Caching Strategies

Why Caching Matters

In distributed systems, latency is dominated by network hops and disk I/O. Caching eliminates redundant work by serving data from a faster layer closer to the caller.

Without cache	With cache
Every read hits the database	Hot data served from memory
Network round-trips add up	Fewer hops = lower latency
Database becomes the bottleneck	DB freed up for complex queries
Scaling means more DB replicas	Scaling out cache is cheaper

Where to Place Caches

Caching happens at every layer between the user and the database. The closer to the client, the faster — but the less fresh the data:

Client (Browser / Mobile App)
    ↓
[1] CDN                — static assets, edge-cached API responses
    ↓ miss
[2] Reverse Proxy      — Nginx / CloudFront full-page cache
    ↓ miss
[3] API Gateway        — response caching per route
    ↓ miss
[4] Application Layer  — in-process (IMemoryCache) or external (Redis / Memcached)
    ↓ miss
[5] Database           — buffer pool, query cache (see [Database Caching](/docs/database/caching))

Choosing the right layer

Cache at the highest layer that can serve the data with acceptable staleness. A CDN response is 10–50ms; a Redis lookup is 1–5ms; a DB query is 5–100ms+. Each layer down adds latency but gains freshness.

The Five Cache Strategies

Caching strategies split into two categories — how you read and how you write. They can be mixed and matched.

Read Strategies

Cache-Aside (Lazy Loading)

The application manages the cache explicitly. On a read, check cache first; on a miss, query the source and populate cache.
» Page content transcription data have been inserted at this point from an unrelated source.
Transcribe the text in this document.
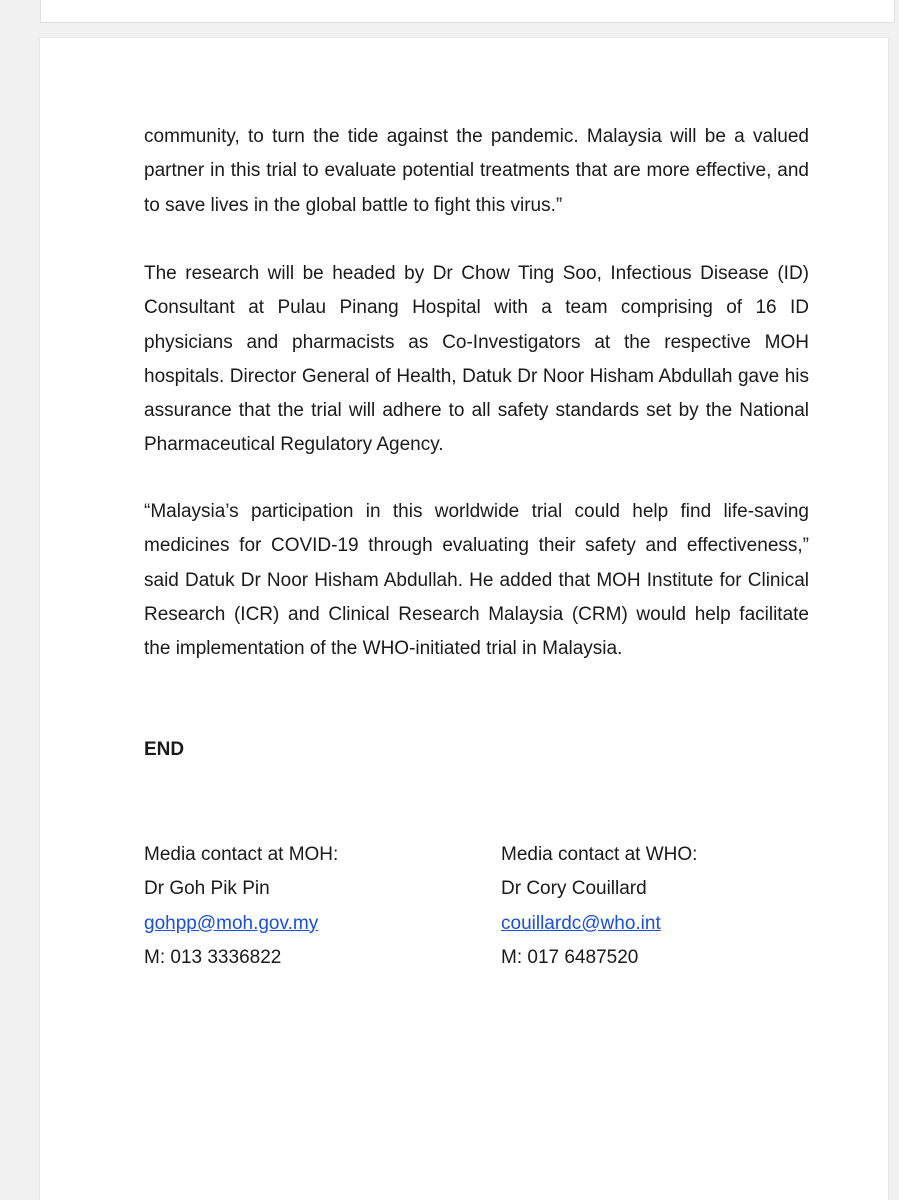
community, to turn the tide against the pandemic. Malaysia will be a valued partner in this trial to evaluate potential treatments that are more effective, and to save lives in the global battle to fight this virus.”

The research will be headed by Dr Chow Ting Soo, Infectious Disease (ID) Consultant at Pulau Pinang Hospital with a team comprising of 16 ID physicians and pharmacists as Co-Investigators at the respective MOH hospitals. Director General of Health, Datuk Dr Noor Hisham Abdullah gave his assurance that the trial will adhere to all safety standards set by the National Pharmaceutical Regulatory Agency.

“Malaysia’s participation in this worldwide trial could help find life-saving medicines for COVID-19 through evaluating their safety and effectiveness,” said Datuk Dr Noor Hisham Abdullah. He added that MOH Institute for Clinical Research (ICR) and Clinical Research Malaysia (CRM) would help facilitate the implementation of the WHO-initiated trial in Malaysia.

END

Media contact at MOH:
Dr Goh Pik Pin
gohpp@moh.gov.my
M: 013 3336822
Media contact at WHO:
Dr Cory Couillard
couillardc@who.int
M: 017 6487520
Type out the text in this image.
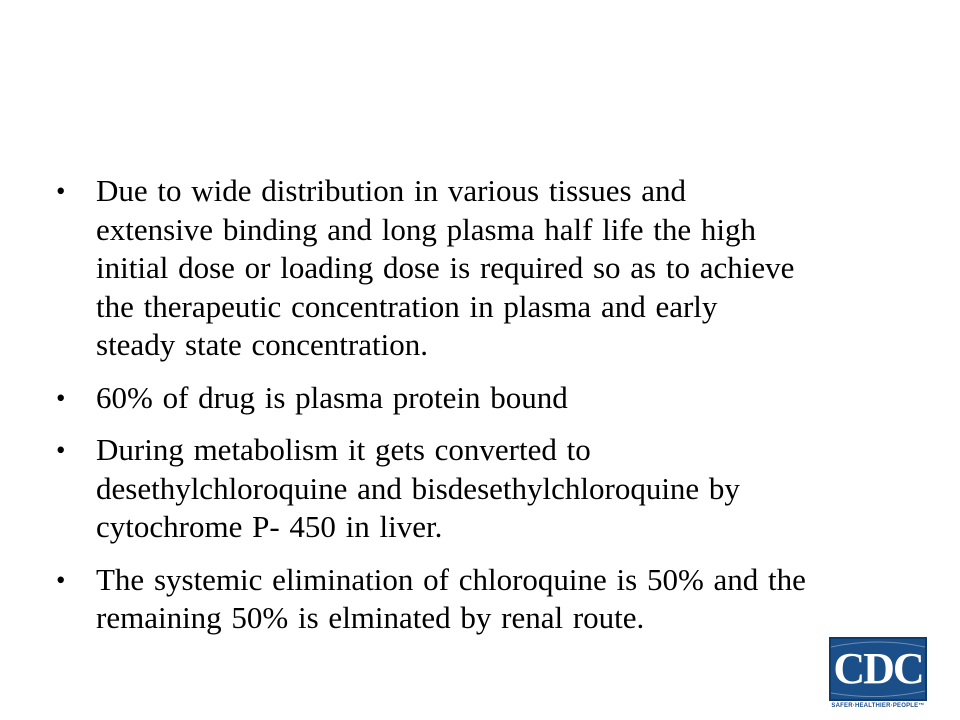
• Due to wide distribution in various tissues and
extensive binding and long plasma half life the high
initial dose or loading dose is required so as to achieve
the therapeutic concentration in plasma and early
steady state concentration.
• 60% of drug is plasma protein bound
• During metabolism it gets converted to
desethylchloroquine and bisdesethylchloroquine by
cytochrome P- 450 in liver.
• The systemic elimination of chloroquine is 50% and the
remaining 50% is elminated by renal route.
CDC
SAFER·HEALTHIER·PEOPLE™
Read:  App → Cache? → [hit] → return
                  → [miss] → DB → store in cache → return
Write: App → DB → invalidate cache

Pros: Simple, full control, works with any cache store
Cons: Cache logic in application code, cold starts are slow
Best for: General-purpose, mixed read/write workloads

Read-Through

The cache sits between the application and the data source. On a miss, the cache provider automatically loads from the database. The application only talks to the cache.

Read:  App → Cache → [hit] → return
                  → [miss] → Cache loads from DB → store → return
Write: App → DB → invalidate cache

Pros: Cleaner application code (no cache logic), consistent cache behavior
Cons: Tightly coupled to cache provider, less control over load logic
Best for: Read-heavy workloads where you want clean separation of concerns
Examples: Spring Cache (@Cacheable), Hibernate second-level cache

Write Strategies

Write-Through

Every write goes to both the cache and the database synchronously before the client receives an ACK.

Write: App → Cache → DB → ACK
Read:  App → Cache → [hit, guaranteed fresh] → return

Pros: Strong consistency — cache and DB always in sync
Cons: Write latency is high (two synchronous writes)
Best for: Read-heavy workloads where consistency matters

Write-Around

Writes go directly to the database, bypassing the cache entirely. The cache is only populated on reads.

Write: App → DB → ACK (cache untouched)
Read:  App → Cache → [miss] → DB → store → return

Pros: Cache doesn't get polluted with write-only data, no write amplification
Cons: Recently written data isn't in cache until first read
Best for: Write-heavy workloads where data isn't re-read immediately (logs, analytics)

Write-Back (Write-Behind)

Writes go to the cache only; the client is ACKed immediately. The database is updated asynchronously in batches.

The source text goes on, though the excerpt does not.